Promising representatives of HTAP databases are
(Unlike TiDB and CockroachDB, Heatwave is not a true distributed database, but a distributed in-memory accelerator to a single-node MySQL OLTP frontend machine that transparently offloads analytics queries)
In general, these systems are welcome, useful and innovative, because they allow database schemas to grow and spread to a cluster of machines, even for OLTP queries. Personally, I remain sceptical with regards to the integrated, copy-less processing of analytics queries.
In our DWH/BI-Series in this blog (and especially in Tying the BI pipeline together ) I have tried to explain why I believe the Transformation in ETL is a fundamental step that transforms from OLTP “normal form” (mostly 3NF) to BI “normal form” (the star and snowflake forms).
Nobody likes 3NF – it complicates many things that should be simple, but we must use it in OLTP because data is being modified by transactions. Without it, we suffer from all kinds of anomalies, and normalization prevents these.

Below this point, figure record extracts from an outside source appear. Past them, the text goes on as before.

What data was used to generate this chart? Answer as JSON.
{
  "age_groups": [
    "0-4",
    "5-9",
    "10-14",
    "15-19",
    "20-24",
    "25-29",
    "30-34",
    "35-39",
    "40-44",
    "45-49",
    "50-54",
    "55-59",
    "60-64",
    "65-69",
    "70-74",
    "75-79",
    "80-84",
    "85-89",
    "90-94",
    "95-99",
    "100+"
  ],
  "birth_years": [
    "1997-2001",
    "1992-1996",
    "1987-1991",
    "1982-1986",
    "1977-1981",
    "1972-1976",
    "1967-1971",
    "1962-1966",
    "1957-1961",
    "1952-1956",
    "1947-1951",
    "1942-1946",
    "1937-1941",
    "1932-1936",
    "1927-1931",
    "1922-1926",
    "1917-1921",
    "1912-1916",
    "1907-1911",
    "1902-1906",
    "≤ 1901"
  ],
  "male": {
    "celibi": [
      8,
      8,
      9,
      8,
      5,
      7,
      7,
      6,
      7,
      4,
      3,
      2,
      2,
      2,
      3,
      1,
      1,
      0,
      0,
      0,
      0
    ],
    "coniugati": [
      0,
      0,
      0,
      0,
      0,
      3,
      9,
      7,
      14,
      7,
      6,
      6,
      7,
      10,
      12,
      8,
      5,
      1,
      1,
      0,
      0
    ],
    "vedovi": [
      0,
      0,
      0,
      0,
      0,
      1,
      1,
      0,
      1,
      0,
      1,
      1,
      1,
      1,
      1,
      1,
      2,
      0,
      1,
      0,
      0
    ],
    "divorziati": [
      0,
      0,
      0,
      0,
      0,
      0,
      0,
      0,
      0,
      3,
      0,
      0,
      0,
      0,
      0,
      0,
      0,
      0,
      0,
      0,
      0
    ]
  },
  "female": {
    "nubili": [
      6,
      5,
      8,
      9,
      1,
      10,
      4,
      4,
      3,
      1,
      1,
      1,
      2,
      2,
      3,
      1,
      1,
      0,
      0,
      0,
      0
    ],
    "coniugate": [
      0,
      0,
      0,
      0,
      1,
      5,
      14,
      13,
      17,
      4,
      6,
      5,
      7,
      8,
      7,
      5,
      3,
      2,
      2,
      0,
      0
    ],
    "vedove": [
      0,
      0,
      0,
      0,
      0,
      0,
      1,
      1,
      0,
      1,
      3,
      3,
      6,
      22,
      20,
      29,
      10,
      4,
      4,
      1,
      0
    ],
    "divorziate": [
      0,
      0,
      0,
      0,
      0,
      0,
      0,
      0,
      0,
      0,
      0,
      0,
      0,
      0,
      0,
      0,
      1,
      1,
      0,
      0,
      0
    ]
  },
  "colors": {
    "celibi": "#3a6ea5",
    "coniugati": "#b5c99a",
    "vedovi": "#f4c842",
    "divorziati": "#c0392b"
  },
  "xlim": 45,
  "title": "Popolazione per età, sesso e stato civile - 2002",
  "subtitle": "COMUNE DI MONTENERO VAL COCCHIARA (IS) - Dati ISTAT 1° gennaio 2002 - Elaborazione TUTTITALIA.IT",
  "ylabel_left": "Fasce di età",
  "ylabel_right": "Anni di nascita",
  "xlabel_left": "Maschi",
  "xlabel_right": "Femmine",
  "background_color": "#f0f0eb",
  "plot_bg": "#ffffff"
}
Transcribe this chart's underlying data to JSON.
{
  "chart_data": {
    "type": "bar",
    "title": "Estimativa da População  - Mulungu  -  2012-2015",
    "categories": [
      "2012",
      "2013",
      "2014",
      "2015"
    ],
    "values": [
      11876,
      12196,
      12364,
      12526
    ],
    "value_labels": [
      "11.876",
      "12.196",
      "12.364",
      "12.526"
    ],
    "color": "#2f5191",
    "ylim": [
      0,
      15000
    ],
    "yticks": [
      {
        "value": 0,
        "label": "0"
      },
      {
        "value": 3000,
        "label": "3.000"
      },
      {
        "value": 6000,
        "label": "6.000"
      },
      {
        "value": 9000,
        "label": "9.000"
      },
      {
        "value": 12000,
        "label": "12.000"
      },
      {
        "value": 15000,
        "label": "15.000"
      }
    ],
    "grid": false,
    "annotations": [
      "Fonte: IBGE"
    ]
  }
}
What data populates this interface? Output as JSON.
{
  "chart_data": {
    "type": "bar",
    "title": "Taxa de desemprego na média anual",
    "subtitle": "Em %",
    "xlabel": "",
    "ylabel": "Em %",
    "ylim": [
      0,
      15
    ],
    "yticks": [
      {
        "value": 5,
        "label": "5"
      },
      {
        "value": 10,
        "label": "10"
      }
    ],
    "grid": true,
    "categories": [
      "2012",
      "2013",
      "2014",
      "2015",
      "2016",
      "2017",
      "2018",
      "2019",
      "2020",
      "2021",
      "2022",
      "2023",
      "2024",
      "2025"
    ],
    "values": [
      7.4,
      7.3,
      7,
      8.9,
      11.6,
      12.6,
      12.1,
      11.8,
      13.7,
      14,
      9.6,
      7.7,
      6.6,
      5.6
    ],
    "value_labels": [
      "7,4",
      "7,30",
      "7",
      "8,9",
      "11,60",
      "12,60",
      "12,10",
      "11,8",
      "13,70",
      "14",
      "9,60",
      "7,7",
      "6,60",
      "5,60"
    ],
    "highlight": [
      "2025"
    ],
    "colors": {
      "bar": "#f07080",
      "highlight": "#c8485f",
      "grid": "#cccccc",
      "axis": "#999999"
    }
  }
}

DWH tables are different, because they are records of the past: They do not change (after all stragglers have been loaded), and because they are immutable, they cannot have anomalies. On the other hand, we want multiple copies of the same fact at different dates (maybe compressed with lookup tables or other compression methods), so that we can follow the changes of attribute values over time easily.
Running OLTP-like joins over 3NF data with history is a nuisance. It is not only painfully complicated to write, but also hard to optimize. But if the data is immutable anyway, we can bring it into a form optimized for the kind of temporal reporting query we want to run on it, and not care about anomalies.
Also, keeping OLTP systems as small as possible has a lot of value in its own:
- We can make casual changes to a 200 GB sized database.
- A data size of 2 TB has hours of change/setup time.
- A data size of 20 TB has one attempt in a workday.
- And a system with 120 TB of data is “one attempt per week” in terms of change.
This is not entirely true for distributed systems, where parallel access can speed things up, but generally smaller and less complex systems are also easier and faster to operate.
We do know that a CDC-pipeline or applications set up to generate business level events can provide BI-pipelines at a near-live speed, with less than 15s processing time end-to-end. This is close enough to “live”, which is the promise of HTAP.
Building systems around such pipelines segregates OLTP from BI, physically and putting them into different administrative domains, yet they still can provide near-live updates. While it may look more complex at first, it may map a lot better onto the realities of Conway’s Law, and yield smaller, more flexible, and less tightly coupled components.
On the other hand, I do like the technology in TiDB and CockroachDB, but that is mostly because the environment I work in suffers from transactional systems and schemas that happen to be larger than a single machine.
I fully expect these systems to still have need to the 3NF-to-Snowflake transformation that is a characteristic of ETL, and I am not yet ready to buy into the Gartner HTAP hype, unless somebody can show me how this is better handled inside Cockroach or TiDB.